The payee/annuitant should feel comfortable with the company and people they are doing business with. If the company/sales person is using high-pressure tactics to get the payee/annuitant to commit to a transaction, that should be a red flag. Be wary of the sales person trying to encourage you to sell more payments than is necessary to achieve your objective or address your need. I would recommend perhaps doing a little more than you need, but don’t go too far. (For instance, if the payee thinks that they need to raise $ 25,000, perhaps they should consider raising $ 30,000, but don’t let the company persuade you to do a transaction for $ 65,000.)

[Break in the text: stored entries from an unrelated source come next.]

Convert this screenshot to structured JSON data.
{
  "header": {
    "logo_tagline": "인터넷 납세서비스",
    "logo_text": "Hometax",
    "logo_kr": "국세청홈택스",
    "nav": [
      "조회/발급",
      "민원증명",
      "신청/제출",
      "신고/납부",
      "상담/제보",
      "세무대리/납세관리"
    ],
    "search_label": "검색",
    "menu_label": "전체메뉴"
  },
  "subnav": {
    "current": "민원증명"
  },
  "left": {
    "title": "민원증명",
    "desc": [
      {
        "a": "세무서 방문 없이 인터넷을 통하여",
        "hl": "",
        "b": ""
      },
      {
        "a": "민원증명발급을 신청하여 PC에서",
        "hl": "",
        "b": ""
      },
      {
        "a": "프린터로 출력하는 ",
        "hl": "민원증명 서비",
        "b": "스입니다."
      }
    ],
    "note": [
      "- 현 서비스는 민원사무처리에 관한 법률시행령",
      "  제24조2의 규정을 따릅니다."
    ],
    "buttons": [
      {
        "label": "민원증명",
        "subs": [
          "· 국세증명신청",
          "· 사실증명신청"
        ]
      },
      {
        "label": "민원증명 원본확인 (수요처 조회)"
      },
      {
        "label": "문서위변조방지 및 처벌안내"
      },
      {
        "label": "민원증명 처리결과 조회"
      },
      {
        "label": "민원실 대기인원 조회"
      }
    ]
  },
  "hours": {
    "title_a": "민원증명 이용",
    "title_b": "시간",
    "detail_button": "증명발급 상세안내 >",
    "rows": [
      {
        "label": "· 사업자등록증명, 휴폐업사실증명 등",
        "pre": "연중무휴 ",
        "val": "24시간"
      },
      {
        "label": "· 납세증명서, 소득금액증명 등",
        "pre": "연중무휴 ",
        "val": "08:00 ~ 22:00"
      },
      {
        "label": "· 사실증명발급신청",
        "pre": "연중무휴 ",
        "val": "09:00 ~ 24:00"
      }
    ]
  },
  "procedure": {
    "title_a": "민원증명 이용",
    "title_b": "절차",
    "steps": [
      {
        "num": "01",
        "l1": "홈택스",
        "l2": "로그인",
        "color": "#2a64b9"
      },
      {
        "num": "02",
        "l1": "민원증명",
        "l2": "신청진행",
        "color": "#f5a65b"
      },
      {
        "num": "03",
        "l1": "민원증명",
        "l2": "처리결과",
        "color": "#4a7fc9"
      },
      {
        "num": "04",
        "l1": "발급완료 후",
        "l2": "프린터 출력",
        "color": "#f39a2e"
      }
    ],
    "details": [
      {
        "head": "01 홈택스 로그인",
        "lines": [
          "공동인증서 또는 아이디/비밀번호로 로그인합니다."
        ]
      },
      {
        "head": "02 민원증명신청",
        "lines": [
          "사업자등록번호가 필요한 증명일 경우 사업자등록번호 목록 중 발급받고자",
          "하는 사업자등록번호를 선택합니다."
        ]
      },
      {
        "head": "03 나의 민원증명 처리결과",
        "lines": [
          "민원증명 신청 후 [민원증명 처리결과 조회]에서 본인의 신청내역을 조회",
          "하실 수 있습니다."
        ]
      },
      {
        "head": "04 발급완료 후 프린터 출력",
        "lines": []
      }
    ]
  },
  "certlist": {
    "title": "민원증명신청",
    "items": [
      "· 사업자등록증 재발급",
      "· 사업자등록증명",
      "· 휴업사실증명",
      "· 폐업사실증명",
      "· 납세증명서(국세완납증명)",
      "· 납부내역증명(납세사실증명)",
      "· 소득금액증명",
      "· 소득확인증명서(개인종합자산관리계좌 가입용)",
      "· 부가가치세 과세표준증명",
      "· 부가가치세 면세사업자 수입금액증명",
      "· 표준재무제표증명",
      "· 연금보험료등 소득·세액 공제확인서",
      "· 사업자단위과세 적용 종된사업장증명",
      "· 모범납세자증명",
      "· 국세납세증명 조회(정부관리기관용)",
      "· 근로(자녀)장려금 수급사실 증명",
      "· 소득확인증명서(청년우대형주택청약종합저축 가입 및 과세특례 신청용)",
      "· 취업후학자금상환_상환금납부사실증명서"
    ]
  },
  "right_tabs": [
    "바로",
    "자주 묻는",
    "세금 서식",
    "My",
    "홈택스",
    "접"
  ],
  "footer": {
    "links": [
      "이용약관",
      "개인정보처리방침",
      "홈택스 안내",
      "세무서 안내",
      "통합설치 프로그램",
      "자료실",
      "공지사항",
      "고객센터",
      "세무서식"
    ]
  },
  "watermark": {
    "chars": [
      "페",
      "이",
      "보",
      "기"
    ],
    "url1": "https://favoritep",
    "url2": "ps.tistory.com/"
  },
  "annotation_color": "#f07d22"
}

A company that actively tries to discourage you from consulting an attorney or financial advisor regarding the transaction is also a red flag. Many payees/annuitants prefer not to incur the expense of consulting an attorney or financial advisor, but the court will likely feel more comfortable with the transaction if the payee has consulted with an attorney/financial advisor. However, the court will feel more comfortable with the transaction even if the payee does not consult with a financial advisor/payee if they know that the payee considered doing so, did not feel it necessary, did not want to incur that expense, and fully understands the transaction.

Make sure that the transaction documents do not include a security interest or right of first refusal in payments that the payee is not being assigned. For instance, say a payee is receiving $ 2,000.00 per month for life with 30 years (through 2025) guaranteed. The payee decides to transfer/assign 120 partial monthly payments of $ 500.00 each from January 2013 through December 2022, and will retain $ 1,500 per month during that time period and will remain entitled to receive all payments after December of 2022. Some companies will include a security interest and/or right of first refusal in all of the payee’s future payments. That is not proper and can create a lien/claim/encumbrance on the payee’s non-assigned payments, restricting their future flexibility relative to those payments. (This may also be included in the disclosure statement. If it is, ask that these provisions be removed and do not sign a contract with those included.) *Companies that give you 2 or 3 potential transaction options would be preferable to me. That way, you have some options to consider.